Она носила маленькое пальто модного в том сезоне покроя и никаких украшений, кроме нитки жемчуга.
«…У мадам де Сюплис жила одна девочка из Америки, она была помолвлена. Жених ей даже подарил кольцо с большим бриллиантом, но она могла надевать его только ночью в постели. А потом она получила от жениха письмо, он ей сообщал, что женится на другой. Как она плакала. И мы все читали письмо, и почти все плакали… Но у нас в Тринидаде выйти замуж ничего не стоит».

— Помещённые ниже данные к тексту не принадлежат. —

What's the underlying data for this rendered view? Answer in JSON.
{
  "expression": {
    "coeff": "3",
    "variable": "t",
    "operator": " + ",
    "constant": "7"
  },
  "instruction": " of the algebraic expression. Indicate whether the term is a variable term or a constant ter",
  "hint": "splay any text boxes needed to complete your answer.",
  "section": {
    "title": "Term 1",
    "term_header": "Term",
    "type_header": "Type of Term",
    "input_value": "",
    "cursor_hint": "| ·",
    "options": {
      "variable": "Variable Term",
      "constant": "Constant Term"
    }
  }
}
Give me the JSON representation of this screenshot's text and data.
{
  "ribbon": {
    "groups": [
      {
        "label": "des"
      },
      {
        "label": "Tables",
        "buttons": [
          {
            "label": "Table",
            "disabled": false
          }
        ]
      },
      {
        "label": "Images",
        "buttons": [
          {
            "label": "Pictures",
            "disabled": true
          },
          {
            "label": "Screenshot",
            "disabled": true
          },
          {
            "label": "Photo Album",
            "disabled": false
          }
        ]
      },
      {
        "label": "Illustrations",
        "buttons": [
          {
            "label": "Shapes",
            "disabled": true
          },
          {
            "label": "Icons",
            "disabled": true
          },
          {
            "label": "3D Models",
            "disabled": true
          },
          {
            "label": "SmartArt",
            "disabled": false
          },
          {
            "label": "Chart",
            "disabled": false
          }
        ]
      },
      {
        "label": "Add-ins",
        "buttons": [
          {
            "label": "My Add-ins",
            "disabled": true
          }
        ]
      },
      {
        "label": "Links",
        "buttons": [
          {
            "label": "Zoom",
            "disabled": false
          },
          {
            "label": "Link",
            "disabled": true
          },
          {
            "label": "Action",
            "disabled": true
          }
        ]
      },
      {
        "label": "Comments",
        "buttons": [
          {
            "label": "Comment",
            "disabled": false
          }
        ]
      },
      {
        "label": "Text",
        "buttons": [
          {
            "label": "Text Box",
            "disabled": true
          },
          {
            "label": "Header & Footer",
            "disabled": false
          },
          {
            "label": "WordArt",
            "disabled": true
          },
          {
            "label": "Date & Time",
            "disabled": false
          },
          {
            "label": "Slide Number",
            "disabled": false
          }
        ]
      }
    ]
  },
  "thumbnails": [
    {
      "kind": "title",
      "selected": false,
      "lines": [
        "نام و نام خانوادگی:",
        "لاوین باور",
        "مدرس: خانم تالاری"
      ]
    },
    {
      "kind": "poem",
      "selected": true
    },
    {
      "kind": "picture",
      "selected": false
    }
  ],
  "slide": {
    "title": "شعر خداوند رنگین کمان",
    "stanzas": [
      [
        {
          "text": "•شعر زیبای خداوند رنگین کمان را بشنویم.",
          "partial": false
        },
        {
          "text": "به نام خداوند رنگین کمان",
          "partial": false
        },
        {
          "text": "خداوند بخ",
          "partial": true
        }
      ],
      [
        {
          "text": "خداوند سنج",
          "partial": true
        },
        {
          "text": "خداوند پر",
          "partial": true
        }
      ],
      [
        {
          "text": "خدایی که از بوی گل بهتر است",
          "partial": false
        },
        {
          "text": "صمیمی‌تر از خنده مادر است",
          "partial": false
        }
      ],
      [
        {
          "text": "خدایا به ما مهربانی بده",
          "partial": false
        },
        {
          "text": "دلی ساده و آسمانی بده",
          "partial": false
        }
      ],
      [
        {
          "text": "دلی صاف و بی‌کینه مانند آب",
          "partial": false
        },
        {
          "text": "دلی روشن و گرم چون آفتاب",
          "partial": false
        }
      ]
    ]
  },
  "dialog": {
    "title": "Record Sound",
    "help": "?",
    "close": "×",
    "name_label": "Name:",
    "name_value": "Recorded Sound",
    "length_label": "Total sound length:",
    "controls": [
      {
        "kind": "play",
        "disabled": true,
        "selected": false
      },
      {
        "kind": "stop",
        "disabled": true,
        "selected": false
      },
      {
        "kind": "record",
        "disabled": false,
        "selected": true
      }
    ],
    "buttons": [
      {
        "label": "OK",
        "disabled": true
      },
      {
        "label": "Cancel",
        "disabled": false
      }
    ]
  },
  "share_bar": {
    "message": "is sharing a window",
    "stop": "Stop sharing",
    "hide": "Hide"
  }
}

Тони рассказал ей об экспедиции; о переселенцах из Перу в средние века, об их нескончаемых караванах, пробиравшихся через горы и леса, о ламах, навьюченных изделиями искусных ремесленников, о постоянно просачивающихся на побережье слухах, которые заманивали в леса искателей приключений; о том, как они поднимутся по реке, проберутся через заросли по индейским тропам и нехоженым землям; о реке, которая, по словам доктора Мессинджера, пересечет их путь; о том, как они соорудят там каноэ из коры и снова пойдут по воде; и о том, как наконец они подступят к стенам града, точно викинги к Византии.
– Конечно, – добавил он, – вполне возможно, что никакого града там нет. Но путешествие в любом случае обещает быть интересным.
– Жаль, что я не мужчина, – сказала Тереза де Витрэ.
После обеда они танцевали на палубе под граммофон, и девушка потягивала лимонад через две соломинки на скамейке рядом с баром.
В эту неделю морская синь с каждым днем становилась все прозрачней и спокойней, солнце светило все жарче, оно обласкивало корабль и пассажиров и приносило с собой веселье и непринужденность, отражалось в синих водах тысячами блестящих точек и, когда вы высматривали вдали дельфинов и летающих рыб, слепило глаза; прозрачная синь на отмелях, где на много саженей вглубь видно дно, устланное серебряным песком и обточенной галькой; томный теплый сумрак под тентами; корабль скользил среди пустынных горизонтов по огромному синему, искрящемуся на солнце кругу.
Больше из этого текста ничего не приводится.